Yes, the vertical resolution is real 2160.  Horizontally, it's binned pixels; the light from every 3 pixels is combined in hardware.  Light is captured from a 3840*2160 region, the data produced is 1280*2160, but the pixels are rectangular.  The "stretching" is to undo the assumption by image formats that pixels are square.  Stretched and interpolated are not the same thing.  I believe this is not interpolation, but I haven't checked the code.  There is very little maths involved here.

It is definitely higher resolution than 1920*1080 *in terms of pixels*.  This doesn't tell you if it looks better or worse.  If you want to know that, you must measure it.  There's enough of an MP difference that I'd expect the ML footage to look noticeably better, but that's my guess.

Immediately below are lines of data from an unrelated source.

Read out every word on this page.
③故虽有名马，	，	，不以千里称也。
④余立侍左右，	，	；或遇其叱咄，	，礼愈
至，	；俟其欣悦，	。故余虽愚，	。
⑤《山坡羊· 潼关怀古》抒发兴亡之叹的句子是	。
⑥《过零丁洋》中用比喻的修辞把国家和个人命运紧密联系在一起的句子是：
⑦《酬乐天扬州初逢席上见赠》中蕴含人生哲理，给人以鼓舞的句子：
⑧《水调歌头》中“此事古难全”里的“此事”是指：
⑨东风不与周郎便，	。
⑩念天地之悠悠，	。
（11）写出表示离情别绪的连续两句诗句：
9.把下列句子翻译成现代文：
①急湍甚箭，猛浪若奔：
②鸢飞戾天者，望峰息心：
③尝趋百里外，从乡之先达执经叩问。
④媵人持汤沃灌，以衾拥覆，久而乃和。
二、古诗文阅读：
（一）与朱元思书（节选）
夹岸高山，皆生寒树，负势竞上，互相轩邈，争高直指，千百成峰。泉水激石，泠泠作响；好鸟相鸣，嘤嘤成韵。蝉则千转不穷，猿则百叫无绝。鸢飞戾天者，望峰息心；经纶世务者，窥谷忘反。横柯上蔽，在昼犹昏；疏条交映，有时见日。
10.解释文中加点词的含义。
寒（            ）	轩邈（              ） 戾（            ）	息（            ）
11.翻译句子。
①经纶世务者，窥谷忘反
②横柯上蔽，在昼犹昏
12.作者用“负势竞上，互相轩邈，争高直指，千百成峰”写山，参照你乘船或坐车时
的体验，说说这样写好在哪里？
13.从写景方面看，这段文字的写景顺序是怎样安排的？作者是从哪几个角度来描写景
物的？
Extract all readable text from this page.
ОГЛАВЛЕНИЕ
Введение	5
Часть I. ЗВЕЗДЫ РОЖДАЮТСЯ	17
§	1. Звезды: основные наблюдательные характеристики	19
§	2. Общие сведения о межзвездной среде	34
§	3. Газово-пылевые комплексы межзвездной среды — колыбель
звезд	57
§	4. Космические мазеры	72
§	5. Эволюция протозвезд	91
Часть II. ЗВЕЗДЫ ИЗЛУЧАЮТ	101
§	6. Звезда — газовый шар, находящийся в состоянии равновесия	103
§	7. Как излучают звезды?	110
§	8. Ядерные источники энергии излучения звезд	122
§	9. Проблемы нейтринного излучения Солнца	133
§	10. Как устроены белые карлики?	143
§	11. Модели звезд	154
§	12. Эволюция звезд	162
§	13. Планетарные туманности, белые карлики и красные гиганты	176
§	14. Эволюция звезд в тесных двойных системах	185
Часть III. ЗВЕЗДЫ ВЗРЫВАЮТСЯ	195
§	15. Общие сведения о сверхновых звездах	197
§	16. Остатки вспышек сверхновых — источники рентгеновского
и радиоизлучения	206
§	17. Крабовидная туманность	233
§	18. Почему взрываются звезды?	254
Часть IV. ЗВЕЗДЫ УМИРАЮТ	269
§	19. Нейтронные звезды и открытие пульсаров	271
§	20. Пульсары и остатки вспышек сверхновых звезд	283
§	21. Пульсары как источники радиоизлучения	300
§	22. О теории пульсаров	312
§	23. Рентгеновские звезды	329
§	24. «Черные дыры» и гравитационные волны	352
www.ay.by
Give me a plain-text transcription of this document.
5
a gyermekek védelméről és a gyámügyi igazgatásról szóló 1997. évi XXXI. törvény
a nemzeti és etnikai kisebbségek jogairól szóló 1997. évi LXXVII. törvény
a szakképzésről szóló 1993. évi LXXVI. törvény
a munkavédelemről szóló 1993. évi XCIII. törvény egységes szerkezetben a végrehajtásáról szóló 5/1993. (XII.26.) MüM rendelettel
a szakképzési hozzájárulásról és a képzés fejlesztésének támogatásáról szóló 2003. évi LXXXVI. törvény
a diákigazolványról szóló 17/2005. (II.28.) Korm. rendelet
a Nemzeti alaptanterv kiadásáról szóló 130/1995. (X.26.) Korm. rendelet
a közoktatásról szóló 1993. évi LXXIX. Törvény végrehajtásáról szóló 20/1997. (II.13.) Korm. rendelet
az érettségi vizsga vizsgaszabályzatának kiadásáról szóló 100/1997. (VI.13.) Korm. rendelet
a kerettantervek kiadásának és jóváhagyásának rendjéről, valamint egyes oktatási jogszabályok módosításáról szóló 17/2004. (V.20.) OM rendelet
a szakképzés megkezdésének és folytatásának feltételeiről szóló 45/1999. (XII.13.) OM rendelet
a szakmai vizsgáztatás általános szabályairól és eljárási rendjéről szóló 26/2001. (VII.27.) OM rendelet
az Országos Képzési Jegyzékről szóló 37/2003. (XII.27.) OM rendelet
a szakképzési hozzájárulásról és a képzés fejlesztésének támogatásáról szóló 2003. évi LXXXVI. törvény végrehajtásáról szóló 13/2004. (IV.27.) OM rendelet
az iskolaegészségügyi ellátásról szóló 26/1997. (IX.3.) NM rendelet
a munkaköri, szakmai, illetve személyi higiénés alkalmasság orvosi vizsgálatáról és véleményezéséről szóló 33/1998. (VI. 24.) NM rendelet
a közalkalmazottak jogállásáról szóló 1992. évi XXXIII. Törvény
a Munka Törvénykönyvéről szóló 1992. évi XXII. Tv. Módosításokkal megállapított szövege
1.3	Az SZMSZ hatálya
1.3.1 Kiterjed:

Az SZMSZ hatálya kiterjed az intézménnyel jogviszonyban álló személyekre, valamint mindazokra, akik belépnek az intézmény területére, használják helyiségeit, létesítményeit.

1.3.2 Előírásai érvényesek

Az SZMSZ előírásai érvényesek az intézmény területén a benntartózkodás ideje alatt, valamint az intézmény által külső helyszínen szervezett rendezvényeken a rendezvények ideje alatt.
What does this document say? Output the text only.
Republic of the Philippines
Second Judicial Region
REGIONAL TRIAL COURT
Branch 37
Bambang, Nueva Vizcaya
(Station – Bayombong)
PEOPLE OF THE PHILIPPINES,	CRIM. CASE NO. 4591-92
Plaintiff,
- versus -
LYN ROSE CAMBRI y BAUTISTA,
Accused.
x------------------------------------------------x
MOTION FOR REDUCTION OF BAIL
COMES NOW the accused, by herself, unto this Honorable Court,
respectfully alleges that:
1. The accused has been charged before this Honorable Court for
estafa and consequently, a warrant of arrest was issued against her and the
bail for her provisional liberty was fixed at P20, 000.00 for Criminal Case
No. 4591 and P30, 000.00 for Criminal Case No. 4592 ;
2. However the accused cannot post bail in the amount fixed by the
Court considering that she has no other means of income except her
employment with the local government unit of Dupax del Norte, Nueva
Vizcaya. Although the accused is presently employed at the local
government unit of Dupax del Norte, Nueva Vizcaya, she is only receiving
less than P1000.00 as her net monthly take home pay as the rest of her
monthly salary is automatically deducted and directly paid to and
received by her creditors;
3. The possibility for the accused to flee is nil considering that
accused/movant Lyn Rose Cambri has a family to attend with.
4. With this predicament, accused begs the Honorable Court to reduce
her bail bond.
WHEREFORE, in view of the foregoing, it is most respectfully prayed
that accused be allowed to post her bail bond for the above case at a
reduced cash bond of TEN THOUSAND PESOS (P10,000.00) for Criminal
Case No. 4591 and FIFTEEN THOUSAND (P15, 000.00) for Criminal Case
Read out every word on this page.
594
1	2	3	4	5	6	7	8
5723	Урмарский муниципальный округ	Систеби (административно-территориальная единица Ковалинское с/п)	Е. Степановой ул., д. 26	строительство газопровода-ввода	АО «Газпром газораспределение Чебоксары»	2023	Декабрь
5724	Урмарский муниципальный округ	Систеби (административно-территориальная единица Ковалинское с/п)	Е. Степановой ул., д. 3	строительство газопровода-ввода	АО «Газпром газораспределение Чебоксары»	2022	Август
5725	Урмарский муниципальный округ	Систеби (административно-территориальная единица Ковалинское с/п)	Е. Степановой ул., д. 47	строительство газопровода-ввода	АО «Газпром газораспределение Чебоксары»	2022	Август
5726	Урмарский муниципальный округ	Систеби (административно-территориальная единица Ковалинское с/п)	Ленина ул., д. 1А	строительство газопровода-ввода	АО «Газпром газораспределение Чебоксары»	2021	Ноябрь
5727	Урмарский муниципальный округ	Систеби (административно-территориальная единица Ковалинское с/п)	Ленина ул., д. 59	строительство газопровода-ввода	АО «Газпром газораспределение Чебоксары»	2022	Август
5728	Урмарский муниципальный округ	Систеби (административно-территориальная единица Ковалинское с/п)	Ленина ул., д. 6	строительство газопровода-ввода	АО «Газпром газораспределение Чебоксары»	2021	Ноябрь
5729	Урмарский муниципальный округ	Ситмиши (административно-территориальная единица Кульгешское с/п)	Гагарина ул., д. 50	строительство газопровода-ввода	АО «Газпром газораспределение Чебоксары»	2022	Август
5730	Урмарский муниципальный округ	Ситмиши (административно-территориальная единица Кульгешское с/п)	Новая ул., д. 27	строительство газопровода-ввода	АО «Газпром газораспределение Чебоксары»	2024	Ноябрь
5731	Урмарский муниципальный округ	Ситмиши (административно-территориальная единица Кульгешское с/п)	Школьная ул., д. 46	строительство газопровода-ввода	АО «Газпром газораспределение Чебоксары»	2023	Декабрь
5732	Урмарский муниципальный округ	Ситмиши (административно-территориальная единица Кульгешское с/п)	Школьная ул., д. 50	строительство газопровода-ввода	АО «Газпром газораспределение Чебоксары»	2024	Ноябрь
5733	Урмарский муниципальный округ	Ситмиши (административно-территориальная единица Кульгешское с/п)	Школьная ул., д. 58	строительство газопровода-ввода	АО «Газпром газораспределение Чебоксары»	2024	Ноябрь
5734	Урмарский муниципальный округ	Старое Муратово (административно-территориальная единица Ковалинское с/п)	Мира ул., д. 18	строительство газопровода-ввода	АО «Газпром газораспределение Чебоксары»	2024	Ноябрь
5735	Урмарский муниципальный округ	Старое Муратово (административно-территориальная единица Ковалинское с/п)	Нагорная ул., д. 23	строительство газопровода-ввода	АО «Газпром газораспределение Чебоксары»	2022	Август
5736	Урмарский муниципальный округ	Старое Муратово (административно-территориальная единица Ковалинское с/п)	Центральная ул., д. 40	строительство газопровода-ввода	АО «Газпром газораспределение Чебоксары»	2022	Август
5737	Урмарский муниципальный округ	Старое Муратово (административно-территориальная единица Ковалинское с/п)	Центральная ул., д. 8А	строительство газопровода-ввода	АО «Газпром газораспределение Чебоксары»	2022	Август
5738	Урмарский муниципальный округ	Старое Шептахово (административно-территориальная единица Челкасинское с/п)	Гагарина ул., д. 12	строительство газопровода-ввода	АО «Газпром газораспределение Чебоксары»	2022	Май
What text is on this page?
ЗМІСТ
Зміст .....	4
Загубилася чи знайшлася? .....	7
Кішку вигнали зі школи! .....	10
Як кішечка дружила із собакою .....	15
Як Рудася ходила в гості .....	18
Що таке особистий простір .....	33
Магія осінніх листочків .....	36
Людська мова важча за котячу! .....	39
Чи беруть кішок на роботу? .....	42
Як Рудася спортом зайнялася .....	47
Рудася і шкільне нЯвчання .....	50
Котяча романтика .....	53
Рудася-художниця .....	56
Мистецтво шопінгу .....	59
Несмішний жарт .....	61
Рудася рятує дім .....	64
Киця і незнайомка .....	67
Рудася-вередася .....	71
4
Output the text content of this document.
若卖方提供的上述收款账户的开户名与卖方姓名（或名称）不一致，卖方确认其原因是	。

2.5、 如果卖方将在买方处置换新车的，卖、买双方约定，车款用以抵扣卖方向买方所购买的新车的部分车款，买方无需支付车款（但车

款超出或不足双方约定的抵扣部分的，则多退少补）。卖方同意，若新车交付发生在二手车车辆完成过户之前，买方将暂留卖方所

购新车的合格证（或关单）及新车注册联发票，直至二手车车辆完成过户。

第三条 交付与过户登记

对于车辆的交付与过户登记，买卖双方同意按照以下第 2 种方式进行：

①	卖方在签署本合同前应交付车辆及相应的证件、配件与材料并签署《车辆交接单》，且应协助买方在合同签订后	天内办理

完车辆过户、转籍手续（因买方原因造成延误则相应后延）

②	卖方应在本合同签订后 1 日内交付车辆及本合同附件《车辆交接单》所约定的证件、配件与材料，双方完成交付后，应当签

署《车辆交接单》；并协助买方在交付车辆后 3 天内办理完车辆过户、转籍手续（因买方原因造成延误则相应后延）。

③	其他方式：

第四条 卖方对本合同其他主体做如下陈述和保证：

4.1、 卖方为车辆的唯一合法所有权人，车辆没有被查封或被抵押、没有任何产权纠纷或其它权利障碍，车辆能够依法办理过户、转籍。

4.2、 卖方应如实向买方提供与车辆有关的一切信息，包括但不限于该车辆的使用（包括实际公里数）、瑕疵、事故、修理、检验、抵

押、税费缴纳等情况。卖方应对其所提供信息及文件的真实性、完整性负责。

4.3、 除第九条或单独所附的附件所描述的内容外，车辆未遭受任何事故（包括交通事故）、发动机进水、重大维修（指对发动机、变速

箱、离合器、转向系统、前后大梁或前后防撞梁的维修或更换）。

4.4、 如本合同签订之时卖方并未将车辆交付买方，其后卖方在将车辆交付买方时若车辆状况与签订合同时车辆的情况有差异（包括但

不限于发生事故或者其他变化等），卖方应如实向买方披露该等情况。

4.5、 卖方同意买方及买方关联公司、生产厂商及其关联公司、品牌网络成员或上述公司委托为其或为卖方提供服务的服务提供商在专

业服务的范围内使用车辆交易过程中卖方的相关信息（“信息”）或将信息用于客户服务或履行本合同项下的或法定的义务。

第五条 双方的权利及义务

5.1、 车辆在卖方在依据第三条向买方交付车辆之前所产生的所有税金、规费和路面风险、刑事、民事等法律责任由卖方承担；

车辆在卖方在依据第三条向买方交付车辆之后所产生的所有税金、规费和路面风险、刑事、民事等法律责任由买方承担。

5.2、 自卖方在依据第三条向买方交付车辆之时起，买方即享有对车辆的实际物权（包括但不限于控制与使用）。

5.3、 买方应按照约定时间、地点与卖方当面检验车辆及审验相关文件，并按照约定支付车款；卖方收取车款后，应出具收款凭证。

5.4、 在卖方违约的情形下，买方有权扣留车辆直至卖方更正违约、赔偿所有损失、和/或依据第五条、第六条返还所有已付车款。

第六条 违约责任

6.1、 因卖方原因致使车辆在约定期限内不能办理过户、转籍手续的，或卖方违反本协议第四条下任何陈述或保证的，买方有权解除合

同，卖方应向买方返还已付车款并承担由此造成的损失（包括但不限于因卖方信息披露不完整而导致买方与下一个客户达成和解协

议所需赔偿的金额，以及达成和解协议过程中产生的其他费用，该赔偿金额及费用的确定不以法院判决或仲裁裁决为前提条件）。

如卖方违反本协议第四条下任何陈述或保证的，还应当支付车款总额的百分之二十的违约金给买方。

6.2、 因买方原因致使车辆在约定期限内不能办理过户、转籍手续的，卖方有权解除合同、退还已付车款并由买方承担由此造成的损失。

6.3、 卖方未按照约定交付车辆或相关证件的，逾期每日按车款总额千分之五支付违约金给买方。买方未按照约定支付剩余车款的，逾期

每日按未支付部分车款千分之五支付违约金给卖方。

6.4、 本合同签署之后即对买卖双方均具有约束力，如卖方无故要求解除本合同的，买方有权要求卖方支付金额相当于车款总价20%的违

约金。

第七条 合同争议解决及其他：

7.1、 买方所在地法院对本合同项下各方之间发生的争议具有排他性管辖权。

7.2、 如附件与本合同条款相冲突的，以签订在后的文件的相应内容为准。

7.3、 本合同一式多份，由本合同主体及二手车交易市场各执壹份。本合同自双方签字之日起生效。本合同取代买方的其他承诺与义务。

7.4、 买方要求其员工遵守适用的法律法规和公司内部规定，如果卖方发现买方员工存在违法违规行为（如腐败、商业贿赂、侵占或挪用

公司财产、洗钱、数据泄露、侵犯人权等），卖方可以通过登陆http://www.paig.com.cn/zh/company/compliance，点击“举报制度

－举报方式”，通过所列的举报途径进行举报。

1920*1080 is also a fairly weird raw format.  What cam is it?

Skinny

1920x1080 doesn't leave any margin for stabilization or cropping, 3840 even stretched from 1280 but with real 2160 vertical should be much better in this aspect.. at least I think so. Of course I can only compare it to ML 1920x1080 and not other cameras.

mlrocks

I was trying to use the silent picture function in video mode on 650d.
I noticed that when coupling a dumb adapter with a manual focus lens, push the shutter button will generate error like "communication issue with lens". Then I have to remove the battery to clear.
Today I try connecting Canon EFS 10-18 IS, then push the shutter button, the camera generates both CR and JPEG files, and I hear a shutter sound. I have the silent picture on with "simple dng". I am happy that I can take pictures in video mode, although silent picture function seems not working, which does not bother me much.
It seems to me that the lens connection plays an important role when trying to take photos in video mode. Hope this can solve so that manual focus lens with dumb adapter will take photos too.

Update:
I just found out that the error was caused by my using extender. If there is no extender, open and close the battery, restart the camera, mf lenses with dumb adapters can take photos, although silent picture seems still not work, but this is good enough for me. 


theBilalFakhouri

New builds are posted in the first post for 650D/700D

Changes:

mlv_lite:
-Excluded "Movie crop mode" from the new hacks, it freezes LiveView.
-Added a little more delay after calling CartridgeCancel a.k.a "One more hack", might help reducing/fixing first frame corruption.

-Menus:
-fixed interference between ML menu and Canon overlays in LiveView, I took this fix from here, solves this issue.



lightwriter

Hi Bilal!

Thanks for the fixed interference between ML menu and Canon overlays in LiveView. At times it could be very annoying.
Keep up the good work!

lightwriter

Hi again Bilal Fakhouri!

Is it somehow possible to shoot at 30 fps in the UHD 1x3, 4K 1x3 or 4.3K 1x3 modes?
Or if I set some values manually, can the 700D with all the speed hacks actually achieve this?